Gender-based violence is a human rights violation

It is an unrelenting assault on human dignity, depriving people of their human rights. Freedom from violence is a fundamental human right, and gender-based violence undermines a person’s sense of self-worth and self-esteem. It affects not only physical health but also mental health and may lead to selfharm, isolation, depression and suicidal attempts.

Gender-based violence threatens a person’s physical and psychological integrity

Everyone has the right to feel safe and secure, and where this is not present, people’s ability to function in the family, community and society is likely to be impaired, as self-realisation and development are affected. Gender-based violence is an obstacle to the realisation of every person’s well-being and to their right to fulfilment and self-development.

Gender-based violence is discrimination

It is deeply rooted in harmful stereotypes and prejudices against women or other people who do not fit into a traditional gender binary or heteronormative society. For that reason, gender-based violence can have the effect of pushing women and others who are affected to the margins of society and making them feel inferior or helpless. In the case of men who do not act according to dominant masculine gender roles, gender-based violence has the function of correction by example. The severity of the ‘punishment’ for men who do not act according to expectations concerning male gender roles (whether gay, bisexual or heterosexual) may be related to the perceived danger that their difference presents to normalised and dominant assumptions about gender. Their very lives might collide and appear to contradict the idea that there are natural forms of behaviour and social roles in general for men and women.

Gender-based violence is an obstacle to gender equality

Gender equality is central to safeguarding human rights, upholding democracy and preserving the rule of law. Gender-based violence contributes to cultivating a heteronormative society and perpetuates the power of men. Gender equality, on the other hand, entails equal rights for people of all genders, as well as equal visibility, and equal opportunities for empowerment, taking responsibility and participating in all spheres of public and private life. Gender equality also implies equal access to, and equal distribution of resources between women and men.

Gender-based violence is under-reported and there is often impunity for perpetrators

Common myths, such as that what happens at home should stay at home or that it is nobody’s business what happens in the family are very powerful. This makes denouncing violence in the family difficult, and it may affect the provision of help and support services, thereby exposing the abused person to greater harm, with possibly fatal consequences. Furthermore, violence very often silences those who are affected by it. By failing to speak out against domestic violence we also mirror the techniques used by perpetrators. In some countries, most types and forms of gender-based violence are illegal and punishable by law, but there are countries which lag behind in this respect.
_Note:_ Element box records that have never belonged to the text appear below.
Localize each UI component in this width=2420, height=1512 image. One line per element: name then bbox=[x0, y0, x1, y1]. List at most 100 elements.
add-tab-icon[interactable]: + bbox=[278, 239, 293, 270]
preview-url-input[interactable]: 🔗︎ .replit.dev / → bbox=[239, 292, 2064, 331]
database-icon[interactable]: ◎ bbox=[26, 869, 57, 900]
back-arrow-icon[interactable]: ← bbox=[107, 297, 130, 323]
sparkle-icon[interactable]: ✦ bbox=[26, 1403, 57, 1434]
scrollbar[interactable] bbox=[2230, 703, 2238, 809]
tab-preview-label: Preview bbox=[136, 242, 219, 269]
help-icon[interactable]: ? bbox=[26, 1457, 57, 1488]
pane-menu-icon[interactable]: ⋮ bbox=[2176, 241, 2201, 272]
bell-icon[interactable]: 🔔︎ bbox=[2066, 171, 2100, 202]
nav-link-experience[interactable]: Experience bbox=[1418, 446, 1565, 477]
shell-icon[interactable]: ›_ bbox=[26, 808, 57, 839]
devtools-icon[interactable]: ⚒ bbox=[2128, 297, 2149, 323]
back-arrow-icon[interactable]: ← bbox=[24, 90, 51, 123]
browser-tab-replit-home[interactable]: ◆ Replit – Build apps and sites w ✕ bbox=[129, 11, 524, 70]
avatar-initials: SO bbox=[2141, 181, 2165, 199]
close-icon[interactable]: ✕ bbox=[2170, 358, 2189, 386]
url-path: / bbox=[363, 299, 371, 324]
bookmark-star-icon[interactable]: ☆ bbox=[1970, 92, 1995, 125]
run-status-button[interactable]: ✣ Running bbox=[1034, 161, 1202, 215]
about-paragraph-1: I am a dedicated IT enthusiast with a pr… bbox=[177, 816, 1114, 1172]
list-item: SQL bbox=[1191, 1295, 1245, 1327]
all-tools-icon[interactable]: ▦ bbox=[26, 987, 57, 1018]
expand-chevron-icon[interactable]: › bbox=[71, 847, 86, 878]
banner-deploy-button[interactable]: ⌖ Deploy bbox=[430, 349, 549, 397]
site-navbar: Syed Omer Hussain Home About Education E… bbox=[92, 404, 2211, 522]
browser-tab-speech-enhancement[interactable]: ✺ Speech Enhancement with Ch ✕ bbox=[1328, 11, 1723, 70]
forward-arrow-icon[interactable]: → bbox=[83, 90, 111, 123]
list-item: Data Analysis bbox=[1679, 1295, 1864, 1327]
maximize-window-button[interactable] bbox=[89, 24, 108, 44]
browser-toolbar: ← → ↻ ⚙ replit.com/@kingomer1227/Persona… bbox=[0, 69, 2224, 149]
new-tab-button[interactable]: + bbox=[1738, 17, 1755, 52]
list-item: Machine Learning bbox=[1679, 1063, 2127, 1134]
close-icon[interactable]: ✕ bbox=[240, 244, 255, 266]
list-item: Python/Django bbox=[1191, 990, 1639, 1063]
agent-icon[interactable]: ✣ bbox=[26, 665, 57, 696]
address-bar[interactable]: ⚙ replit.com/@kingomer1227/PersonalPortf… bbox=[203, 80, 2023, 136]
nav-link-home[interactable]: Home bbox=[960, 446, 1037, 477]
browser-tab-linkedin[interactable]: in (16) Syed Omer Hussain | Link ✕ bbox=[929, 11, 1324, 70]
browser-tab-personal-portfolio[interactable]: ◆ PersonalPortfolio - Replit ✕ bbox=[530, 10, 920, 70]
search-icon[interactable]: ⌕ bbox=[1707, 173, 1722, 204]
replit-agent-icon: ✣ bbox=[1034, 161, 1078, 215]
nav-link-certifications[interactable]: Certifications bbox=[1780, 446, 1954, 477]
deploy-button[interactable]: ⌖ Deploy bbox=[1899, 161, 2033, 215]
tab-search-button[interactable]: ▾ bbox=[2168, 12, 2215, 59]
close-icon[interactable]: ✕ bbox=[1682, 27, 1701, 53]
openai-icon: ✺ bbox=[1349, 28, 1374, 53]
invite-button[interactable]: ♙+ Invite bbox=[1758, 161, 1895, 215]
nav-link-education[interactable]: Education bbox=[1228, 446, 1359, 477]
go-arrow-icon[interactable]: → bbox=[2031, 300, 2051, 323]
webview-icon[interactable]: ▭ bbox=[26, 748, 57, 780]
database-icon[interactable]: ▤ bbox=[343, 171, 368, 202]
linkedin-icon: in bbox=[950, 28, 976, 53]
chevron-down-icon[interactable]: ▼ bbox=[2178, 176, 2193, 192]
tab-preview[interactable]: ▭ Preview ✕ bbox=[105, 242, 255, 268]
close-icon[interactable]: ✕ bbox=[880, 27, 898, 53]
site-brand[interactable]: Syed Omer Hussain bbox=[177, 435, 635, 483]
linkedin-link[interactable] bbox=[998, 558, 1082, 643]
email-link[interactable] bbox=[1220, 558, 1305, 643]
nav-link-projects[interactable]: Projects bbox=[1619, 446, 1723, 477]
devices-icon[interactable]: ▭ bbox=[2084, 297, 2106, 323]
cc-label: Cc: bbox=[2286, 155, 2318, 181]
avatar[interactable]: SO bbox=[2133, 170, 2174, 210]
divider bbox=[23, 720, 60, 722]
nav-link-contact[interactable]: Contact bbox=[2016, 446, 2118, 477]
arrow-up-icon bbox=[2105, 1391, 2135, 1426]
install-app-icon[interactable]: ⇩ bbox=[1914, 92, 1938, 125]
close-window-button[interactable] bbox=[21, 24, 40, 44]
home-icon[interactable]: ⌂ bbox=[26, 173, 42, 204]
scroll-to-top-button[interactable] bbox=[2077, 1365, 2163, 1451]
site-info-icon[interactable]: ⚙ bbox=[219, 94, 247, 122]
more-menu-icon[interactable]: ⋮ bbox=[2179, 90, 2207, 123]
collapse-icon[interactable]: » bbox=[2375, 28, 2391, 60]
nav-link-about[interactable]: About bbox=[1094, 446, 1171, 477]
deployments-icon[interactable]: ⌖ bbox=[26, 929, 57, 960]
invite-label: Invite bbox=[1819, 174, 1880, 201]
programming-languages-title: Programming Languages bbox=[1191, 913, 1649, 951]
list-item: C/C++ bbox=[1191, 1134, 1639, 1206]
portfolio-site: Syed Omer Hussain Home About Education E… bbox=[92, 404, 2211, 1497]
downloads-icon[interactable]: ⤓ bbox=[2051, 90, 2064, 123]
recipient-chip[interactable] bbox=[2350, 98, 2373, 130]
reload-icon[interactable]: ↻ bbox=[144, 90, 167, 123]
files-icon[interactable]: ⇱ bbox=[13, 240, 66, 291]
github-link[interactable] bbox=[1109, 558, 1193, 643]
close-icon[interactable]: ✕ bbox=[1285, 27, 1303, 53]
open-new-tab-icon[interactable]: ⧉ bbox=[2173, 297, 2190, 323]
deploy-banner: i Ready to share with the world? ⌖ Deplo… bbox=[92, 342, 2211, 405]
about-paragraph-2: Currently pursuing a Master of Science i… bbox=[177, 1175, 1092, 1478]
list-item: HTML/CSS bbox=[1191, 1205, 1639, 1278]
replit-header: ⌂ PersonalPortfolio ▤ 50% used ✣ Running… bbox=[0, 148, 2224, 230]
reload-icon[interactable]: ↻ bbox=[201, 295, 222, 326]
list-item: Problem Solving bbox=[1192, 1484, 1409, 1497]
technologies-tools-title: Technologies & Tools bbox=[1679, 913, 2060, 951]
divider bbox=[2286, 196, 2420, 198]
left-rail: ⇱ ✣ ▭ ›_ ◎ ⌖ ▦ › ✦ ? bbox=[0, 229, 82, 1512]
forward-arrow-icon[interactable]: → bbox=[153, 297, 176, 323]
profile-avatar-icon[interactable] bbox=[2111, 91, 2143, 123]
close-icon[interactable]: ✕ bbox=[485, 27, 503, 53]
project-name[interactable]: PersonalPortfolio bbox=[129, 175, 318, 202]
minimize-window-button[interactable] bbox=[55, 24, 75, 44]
The Istanbul Convention of the Council of Europe asks for criminalisation of different forms of gender-based violence.

Gender-based violence affects everyone

Children raised in families where a woman is abused are also victims of violence (sometimes not physically, but always psychologically). The children witness violence and may form the impression that such behaviour is justified or normal; in other words, they assimilate violent norms. They are also brought up in a culture of violence that may negatively affect their self-development and ability to function in society. Gender-based violence affects family members, friends and colleagues.

Gender-based violence has a very heavy economic cost

It requires the involvement of different services - medical, psychological, the police or justice system – and it results in the loss of resources or of employment by victims. It makes people underachieve at work and in education, and it negatively affects their productivity. Many people who suffer from genderbased violence cannot stay at home and need a place to stay, which sometimes results in homelessness. Shelter services need to be provided for such people, and while there are services for abused women and their children in many places in Europe (although not in sufficient numbers), the inadequate number of shelters for LGBT+ people remains critical.